Light Perl Help Neeed... Please

M

madhadder

Hello All

I have inherated a perl script that checks cisco devices by telneting
to them
and running commands who's output is captured and emailed out. The
problem
I have is that if for whatever reason a device is not reachable the
script dies instead
of continuing with the rest of the devices in the list, and me being a
total Perl novice
I cant figure it out and have given up after 3 days of trying..

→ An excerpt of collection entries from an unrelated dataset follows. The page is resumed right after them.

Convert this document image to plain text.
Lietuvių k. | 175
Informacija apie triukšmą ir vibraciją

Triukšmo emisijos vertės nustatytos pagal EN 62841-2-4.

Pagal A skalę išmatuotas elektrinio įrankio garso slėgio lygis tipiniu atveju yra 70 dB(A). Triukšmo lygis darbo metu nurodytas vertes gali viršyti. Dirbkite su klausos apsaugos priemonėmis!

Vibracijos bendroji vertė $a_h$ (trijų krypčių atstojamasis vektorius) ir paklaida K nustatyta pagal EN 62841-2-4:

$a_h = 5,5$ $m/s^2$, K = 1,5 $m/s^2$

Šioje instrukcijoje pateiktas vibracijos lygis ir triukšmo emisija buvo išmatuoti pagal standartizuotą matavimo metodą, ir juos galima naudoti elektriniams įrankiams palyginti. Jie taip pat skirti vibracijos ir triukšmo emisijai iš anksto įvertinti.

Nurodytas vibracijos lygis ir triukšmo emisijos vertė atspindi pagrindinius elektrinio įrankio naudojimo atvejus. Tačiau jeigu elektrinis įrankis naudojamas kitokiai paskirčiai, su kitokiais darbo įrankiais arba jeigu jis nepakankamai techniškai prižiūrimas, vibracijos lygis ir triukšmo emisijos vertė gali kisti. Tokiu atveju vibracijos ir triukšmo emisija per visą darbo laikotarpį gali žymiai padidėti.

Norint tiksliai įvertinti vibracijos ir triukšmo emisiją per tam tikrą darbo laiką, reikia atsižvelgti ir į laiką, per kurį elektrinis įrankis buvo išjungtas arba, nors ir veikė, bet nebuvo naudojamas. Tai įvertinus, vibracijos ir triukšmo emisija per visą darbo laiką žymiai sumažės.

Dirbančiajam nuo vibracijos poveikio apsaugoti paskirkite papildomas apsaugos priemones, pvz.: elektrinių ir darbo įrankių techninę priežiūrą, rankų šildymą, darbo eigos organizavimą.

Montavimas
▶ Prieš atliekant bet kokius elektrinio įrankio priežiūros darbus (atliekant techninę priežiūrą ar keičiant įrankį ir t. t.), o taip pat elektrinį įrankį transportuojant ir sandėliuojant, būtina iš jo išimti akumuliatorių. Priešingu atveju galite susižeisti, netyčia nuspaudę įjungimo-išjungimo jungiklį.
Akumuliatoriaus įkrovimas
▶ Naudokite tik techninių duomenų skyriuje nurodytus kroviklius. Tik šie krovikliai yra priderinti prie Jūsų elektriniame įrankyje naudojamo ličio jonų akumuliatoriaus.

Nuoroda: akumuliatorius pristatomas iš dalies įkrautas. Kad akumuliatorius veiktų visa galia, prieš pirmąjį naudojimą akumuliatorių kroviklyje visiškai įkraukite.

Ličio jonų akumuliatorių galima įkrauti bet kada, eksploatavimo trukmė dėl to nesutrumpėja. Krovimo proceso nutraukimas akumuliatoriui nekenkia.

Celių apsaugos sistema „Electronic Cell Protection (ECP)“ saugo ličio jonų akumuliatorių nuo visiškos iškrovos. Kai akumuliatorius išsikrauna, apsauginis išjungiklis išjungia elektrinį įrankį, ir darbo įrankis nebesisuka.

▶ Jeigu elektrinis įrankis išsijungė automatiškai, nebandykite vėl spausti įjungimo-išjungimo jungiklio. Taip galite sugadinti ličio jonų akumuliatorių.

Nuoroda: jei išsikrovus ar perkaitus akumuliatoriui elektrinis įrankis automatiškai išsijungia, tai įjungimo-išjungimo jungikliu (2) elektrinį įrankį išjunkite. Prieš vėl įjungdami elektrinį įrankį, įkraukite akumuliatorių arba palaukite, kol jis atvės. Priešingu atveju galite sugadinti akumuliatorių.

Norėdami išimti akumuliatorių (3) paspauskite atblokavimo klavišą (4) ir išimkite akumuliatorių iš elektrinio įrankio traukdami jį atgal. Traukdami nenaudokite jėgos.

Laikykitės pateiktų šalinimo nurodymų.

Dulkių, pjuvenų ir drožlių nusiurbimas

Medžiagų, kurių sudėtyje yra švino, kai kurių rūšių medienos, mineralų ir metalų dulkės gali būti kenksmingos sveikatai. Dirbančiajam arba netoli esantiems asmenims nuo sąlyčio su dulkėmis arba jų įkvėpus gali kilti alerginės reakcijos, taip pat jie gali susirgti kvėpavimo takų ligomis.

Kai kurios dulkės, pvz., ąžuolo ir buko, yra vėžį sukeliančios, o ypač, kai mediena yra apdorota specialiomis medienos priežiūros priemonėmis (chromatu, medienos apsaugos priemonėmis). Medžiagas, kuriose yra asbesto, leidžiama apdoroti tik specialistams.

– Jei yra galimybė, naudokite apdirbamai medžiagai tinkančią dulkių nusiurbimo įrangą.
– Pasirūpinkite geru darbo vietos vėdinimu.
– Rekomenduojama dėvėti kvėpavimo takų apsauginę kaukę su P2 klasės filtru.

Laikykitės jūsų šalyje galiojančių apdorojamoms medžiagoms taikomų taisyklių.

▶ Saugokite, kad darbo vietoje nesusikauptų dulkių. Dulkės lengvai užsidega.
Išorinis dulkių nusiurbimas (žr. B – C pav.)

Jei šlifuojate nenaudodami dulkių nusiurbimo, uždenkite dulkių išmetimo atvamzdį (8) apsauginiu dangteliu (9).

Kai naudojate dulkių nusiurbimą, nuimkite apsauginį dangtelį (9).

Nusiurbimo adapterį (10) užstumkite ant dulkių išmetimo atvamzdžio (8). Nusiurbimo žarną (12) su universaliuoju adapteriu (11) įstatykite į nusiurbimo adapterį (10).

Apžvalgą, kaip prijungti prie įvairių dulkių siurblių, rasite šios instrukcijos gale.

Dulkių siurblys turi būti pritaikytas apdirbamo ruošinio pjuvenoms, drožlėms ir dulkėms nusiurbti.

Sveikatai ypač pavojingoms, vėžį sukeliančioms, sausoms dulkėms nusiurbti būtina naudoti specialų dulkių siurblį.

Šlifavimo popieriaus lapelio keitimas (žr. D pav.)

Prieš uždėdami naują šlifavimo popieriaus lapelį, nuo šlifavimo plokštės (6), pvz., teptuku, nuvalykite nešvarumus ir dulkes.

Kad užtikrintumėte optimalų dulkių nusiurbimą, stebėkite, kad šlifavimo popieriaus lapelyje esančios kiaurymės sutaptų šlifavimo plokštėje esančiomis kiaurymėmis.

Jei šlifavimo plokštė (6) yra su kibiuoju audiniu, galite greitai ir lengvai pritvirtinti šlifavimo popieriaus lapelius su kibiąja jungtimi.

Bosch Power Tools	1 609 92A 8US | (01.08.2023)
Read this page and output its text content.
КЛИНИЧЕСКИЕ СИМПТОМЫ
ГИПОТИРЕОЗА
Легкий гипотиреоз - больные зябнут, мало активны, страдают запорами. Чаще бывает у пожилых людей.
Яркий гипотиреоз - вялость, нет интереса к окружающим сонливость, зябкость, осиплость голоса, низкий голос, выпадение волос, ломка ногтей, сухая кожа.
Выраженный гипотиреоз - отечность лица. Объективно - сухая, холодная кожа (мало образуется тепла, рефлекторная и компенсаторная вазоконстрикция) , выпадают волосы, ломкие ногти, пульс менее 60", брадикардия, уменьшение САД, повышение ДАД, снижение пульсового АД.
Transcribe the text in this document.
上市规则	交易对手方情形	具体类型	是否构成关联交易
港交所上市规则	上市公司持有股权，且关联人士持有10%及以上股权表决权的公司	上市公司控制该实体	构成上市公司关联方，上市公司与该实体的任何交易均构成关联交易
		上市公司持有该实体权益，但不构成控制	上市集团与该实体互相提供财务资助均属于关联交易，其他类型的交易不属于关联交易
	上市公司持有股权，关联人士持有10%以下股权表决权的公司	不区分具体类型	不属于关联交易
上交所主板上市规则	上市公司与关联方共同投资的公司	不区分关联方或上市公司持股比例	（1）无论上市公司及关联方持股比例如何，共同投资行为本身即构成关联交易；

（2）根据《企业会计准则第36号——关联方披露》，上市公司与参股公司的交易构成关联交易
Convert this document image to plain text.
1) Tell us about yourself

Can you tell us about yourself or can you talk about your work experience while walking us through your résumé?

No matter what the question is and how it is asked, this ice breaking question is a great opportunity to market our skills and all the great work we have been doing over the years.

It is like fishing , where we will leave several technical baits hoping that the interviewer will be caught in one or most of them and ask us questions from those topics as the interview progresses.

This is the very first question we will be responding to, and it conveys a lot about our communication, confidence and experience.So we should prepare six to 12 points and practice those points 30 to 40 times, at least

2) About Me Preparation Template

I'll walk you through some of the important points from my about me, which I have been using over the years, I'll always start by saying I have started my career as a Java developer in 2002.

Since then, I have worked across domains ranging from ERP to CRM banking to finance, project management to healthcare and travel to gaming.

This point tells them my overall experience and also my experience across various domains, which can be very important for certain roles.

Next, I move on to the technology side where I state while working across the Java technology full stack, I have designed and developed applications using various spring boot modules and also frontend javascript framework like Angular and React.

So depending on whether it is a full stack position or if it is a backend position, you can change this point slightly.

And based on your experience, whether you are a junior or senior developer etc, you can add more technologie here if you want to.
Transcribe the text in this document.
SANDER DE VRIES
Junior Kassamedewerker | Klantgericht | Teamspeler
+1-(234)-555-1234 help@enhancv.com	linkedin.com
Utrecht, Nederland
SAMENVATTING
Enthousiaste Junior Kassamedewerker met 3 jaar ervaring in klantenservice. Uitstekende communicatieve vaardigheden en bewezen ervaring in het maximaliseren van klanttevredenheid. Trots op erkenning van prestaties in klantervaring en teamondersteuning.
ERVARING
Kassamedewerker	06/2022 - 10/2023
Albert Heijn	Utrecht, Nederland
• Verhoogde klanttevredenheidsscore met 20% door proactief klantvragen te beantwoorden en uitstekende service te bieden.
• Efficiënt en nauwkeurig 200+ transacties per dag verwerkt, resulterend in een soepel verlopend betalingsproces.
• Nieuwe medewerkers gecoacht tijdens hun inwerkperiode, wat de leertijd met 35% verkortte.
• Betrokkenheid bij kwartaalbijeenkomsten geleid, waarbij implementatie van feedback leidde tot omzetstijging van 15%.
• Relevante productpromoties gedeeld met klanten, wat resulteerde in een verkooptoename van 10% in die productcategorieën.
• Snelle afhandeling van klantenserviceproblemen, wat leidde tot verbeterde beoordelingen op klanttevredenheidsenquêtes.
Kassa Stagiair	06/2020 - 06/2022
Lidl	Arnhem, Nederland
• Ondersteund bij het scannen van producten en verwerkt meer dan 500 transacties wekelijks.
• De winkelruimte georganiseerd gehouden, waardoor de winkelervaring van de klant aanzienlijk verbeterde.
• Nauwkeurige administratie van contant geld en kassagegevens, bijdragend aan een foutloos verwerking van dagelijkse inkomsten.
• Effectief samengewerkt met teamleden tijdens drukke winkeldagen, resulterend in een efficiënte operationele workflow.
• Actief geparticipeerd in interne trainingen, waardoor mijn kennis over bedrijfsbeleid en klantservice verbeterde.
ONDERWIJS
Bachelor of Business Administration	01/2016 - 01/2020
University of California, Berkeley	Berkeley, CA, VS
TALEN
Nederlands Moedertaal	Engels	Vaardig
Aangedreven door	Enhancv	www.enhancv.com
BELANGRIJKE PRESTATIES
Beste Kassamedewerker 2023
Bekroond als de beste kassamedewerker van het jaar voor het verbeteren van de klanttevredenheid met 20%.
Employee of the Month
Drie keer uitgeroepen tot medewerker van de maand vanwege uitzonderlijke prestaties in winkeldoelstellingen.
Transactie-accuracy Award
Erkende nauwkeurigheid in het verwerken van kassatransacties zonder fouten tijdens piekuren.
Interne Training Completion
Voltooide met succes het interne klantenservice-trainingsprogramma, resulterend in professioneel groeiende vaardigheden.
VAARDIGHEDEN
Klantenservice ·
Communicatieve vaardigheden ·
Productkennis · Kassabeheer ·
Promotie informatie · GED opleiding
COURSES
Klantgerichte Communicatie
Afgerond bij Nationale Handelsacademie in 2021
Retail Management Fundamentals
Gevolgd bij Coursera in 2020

What I would like for the script to do is to add a line to the Log file
stating that xxxx
device was not accessable, and to continue with the rest of the
devices. Is this possible?
Below is a sample of the Orig. Unmodified script that does the
checking. It currently works
100%, unless the the device isn't reachable..

Example:

foreach $device(@devlistsslo) {

open (logfile,">>temp/ssl.log");
print logfile "==== $device
============================================\n";

chomp($device);
$prompt=uc($device).">";
$session=telnet->new (Timeout => 20,
Prompt => "/$prompt/");

$session->open($device);
$session->waitfor('/Password:\s/') || die;
$session->print($enablepwd2);
$session->waitfor('/>/') || die;
@output=$session->cmd($cmd12);
print logfile "";
print logfile "";
print logfile "@output ";
close logfile;

# Close session
$session->print("quit");
$session->close;


Thanks
 
U

usenet

I have inherated a perl script...

Your predecesor didn't bother to include any exception handling. Damian
Conway would be shocked! (but not really)

I presume you are using the Net::Telnet module. You can see the docs
for this module at:
http://search.cpan.org/~jrogers/Net-Telnet-3.02/lib/Net/Telnet.pm

Of particular interest to you is the section that reads:

A bit more reading shows that you can pass a value to the telnet object
constructor to override this behavoir; for example:

$session=telnet->new (Timeout => 20,
errmode => 'return',
Prompt => "/$prompt/");

That should get you started... but you may want to have a closer look
at what little error reporting you have (namely the "|| die"
statements, which terminate the program on statement failure, but
without bothering to report the error, which is $session->errmsg). I
presume you are also doing this processing in a loop - you should break
out of the loop iteration (with a next() statement) when an error is
encountered (so your script doesn't blindly continue trying to do
operations against a broken telnet connection). But you didn't show
enough code context for me to ofer a specific recommendation.

Good luck! If you ever become a programmer, remember this and read and
follow Damian Conway's "Perl Best Practices" (O'Reilly Books).
 
T

Tad McClellan

I have inherated a perl script


It is what I would call "crufty" code.

I would not allow it to be installed for production use
in its current shabby state.

Below is a sample of the Orig. Unmodified script that does the
checking. It currently works
100%, unless the the device isn't reachable..


Even a broken clock "works" twice a day.

You just haven't looked at your "clock" at a time where its
problems are evident.

If the logfile cannot be opened, there is not much point in
continuing with your logging program, but yours will attempt
to plow ahead anyway.

If the next version of perl introduces a new function named logfile(),
then your "working" program will stop working.

Since both of those can be fixed by changing just one line of code,
I would conclude that you inherited this from a not-so-good programmer...

foreach $device(@devlistsslo) {


Looks like "use strict" is not turned on. It should be.

The more we look, the less "quality" we see in this code. :-(

open (logfile,">>temp/ssl.log");


You should always, yes *always*, check the return value from open().

You should use UPPERCASE filehandle names (or even better, use
lexical filehandles instead).

open LOGFILE, '>>temp/ssl.log' or die "could not open the logfile: $!";
or
open my $logfile, '>>temp/ssl.log' or die "could not open the logfile: $!";


print logfile "==== $device
============================================\n";

chomp($device);


(I assume that was supposed to be one line of code, but it got
wrapped by your "newsreader".)


Do you _want_ a newline in the middle of that output?

If not, then it is too late to chomp() the newline after the
output has already been made.

$prompt=uc($device).">";


$prompt = "\U$device>"; # easier to read and understand?

print logfile "";
print logfile "";


What purpose could those 2 lines possible have?